Property/casualty insurance companies saw their net income more than double to $34 billion in first-half 2018 compared to the same period in 2017 due in part to lower catastrophe losses.
Other factors that led to the income increase include growing premiums and an increase in investment income, according to ISO Verisk and the Property Casualty Insurers Association of America (PCI).
Losses from catastrophes declined to $14.6 billion for first-half 2018 from $18 billion a year earlier, while net written premiums grew 13.3 percent in first-half 2018 from 4.1 percent a year earlier. In all, insurers had a $6 billion net underwriting gain. In the first half of 2017, they had a $4.6 billion net underwriting loss. Additionally, net investment income jumped 14.6 percent to $26.8 billion from $23.4 billion.
“The increase in net income was the result of several factors, including lower catastrophe losses, the continued strengthening of the economy, and changes made by multiple insurers to their reinsurance arrangements,” Neil Spector, president of ISO Verisk, said. “But the industry results were also helped by an unusual increase in investment income. Excluding some large insurers with significantly variable income from alternative investments, investment income would have grown only 2.1 percent. That’s because yields on the core investment portfolio remain at historically low levels. The claims from Hurricane Michael are yet to come, but the industry is well capitalized to respond to such catastrophes and has access to an array of analytical and technological tools, such as aerial imaging, to help facilitate claims administration and payments to their insureds.”
Robert Gordon, senior vice president for policy, research and international at PCI, said the combined ratio of 96.2 percent was the strongest result in the last decade.

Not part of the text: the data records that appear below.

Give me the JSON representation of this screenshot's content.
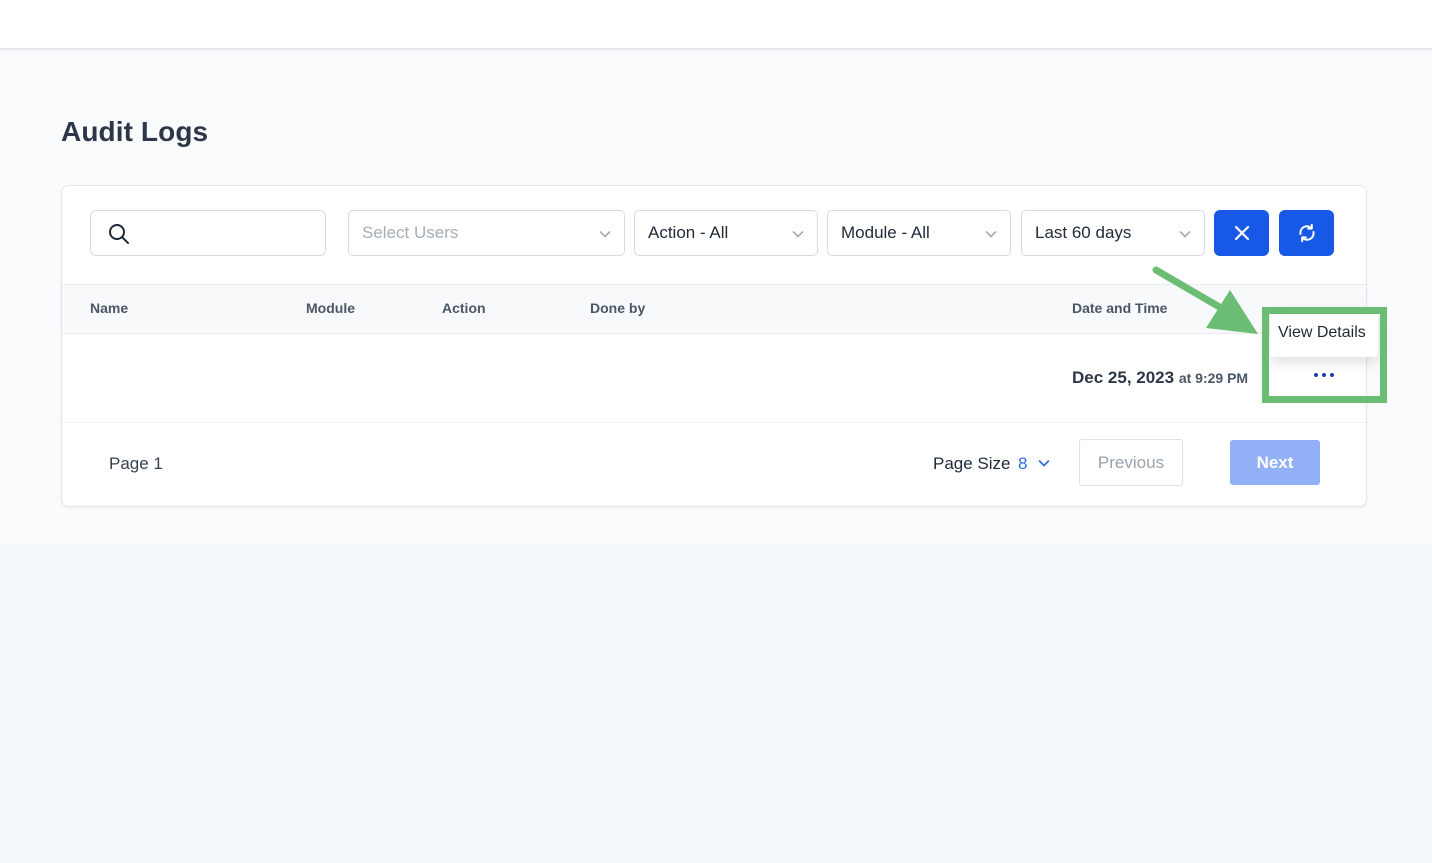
{
  "page": {
    "title": "Audit Logs"
  },
  "filters": {
    "search_placeholder": "",
    "users_placeholder": "Select Users",
    "action_value": "Action - All",
    "module_value": "Module - All",
    "date_value": "Last 60 days"
  },
  "table": {
    "headers": [
      "Name",
      "Module",
      "Action",
      "Done by",
      "Date and Time"
    ],
    "rows": [
      {
        "name": "",
        "module": "",
        "action": "",
        "done_by": "",
        "date": "Dec 25, 2023",
        "time": "at 9:29 PM"
      }
    ]
  },
  "row_menu": {
    "view_details": "View Details"
  },
  "pagination": {
    "page_label": "Page 1",
    "page_size_label": "Page Size",
    "page_size_value": "8",
    "previous_label": "Previous",
    "next_label": "Next"
  },
  "colors": {
    "primary": "#1858e6",
    "next_disabled": "#92b0f6",
    "annotation": "#6cbd74"
  },
  "icons": [
    "search-icon",
    "chevron-down-icon",
    "close-icon",
    "refresh-icon",
    "more-horizontal-icon",
    "arrow-icon"
  ]
}
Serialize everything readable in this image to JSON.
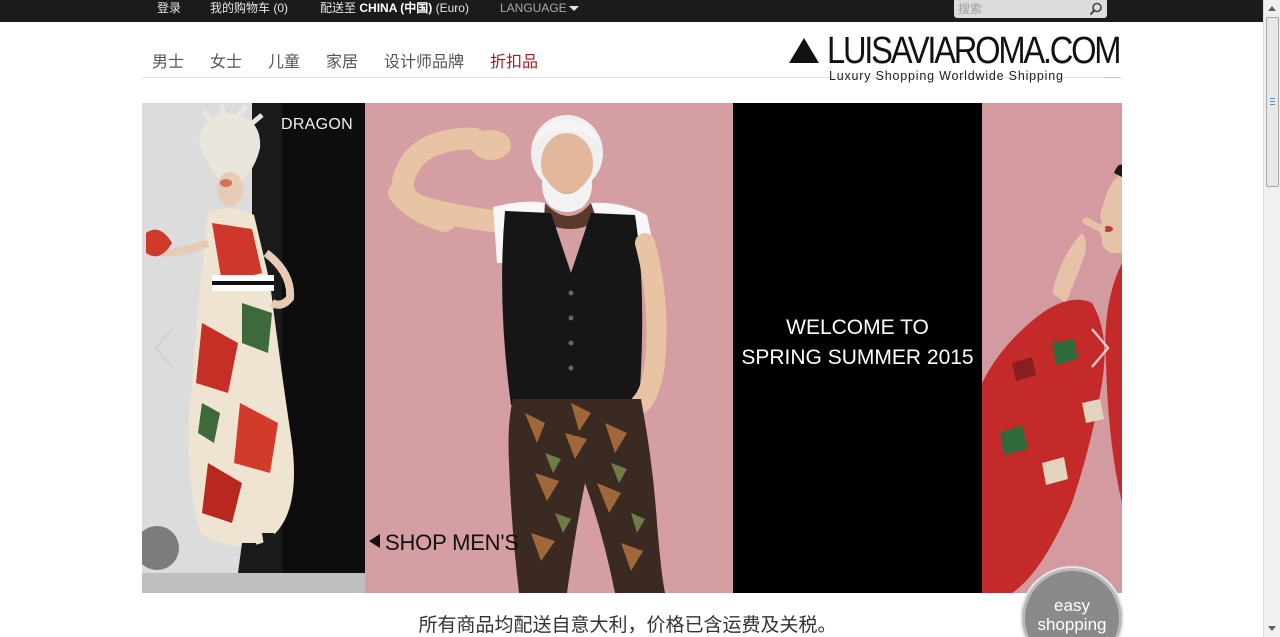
{
  "topbar": {
    "login": "登录",
    "cart": "我的购物车 (0)",
    "ship_prefix": "配送至",
    "ship_country": "CHINA (中国)",
    "ship_currency": "(Euro)",
    "language": "LANGUAGE",
    "search_placeholder": "搜索"
  },
  "nav": {
    "items": [
      "男士",
      "女士",
      "儿童",
      "家居",
      "设计师品牌",
      "折扣品"
    ]
  },
  "logo": {
    "name": "LUISAVIAROMA.COM",
    "tagline": "Luxury Shopping Worldwide Shipping"
  },
  "hero": {
    "dragon": "DRAGON",
    "shop_mens": "SHOP MEN'S",
    "welcome_line1": "WELCOME TO",
    "welcome_line2": "SPRING SUMMER 2015"
  },
  "footnote": "所有商品均配送自意大利，价格已含运费及关税。",
  "easy_shopping": {
    "line1": "easy",
    "line2": "shopping"
  },
  "colors": {
    "topbar_bg": "#1b1b1b",
    "sale_nav": "#a51c1c",
    "hero_pink": "#d49ea2"
  },
  "icons": [
    "search-icon",
    "chevron-left-icon",
    "chevron-right-icon",
    "caret-down-icon",
    "logo-triangle-icon"
  ]
}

“Net income after taxes more than doubled, as did the annualized rate of return on surplus,” Gordon said. “While there were realized capital gains in the first half of 2018, they were overshadowed by larger unrealized capital losses. Net yield on invested assets continues to be below average, although slightly better than the last two years. For the second half of 2018, the industry still faces the tail end of the wildfire and hurricane seasons, including losses from Hurricanes Florence and Michael; but the industry is in good health with a strong balance sheet to serve consumer needs and is enjoying record-high J.D. Power customer service ratings.”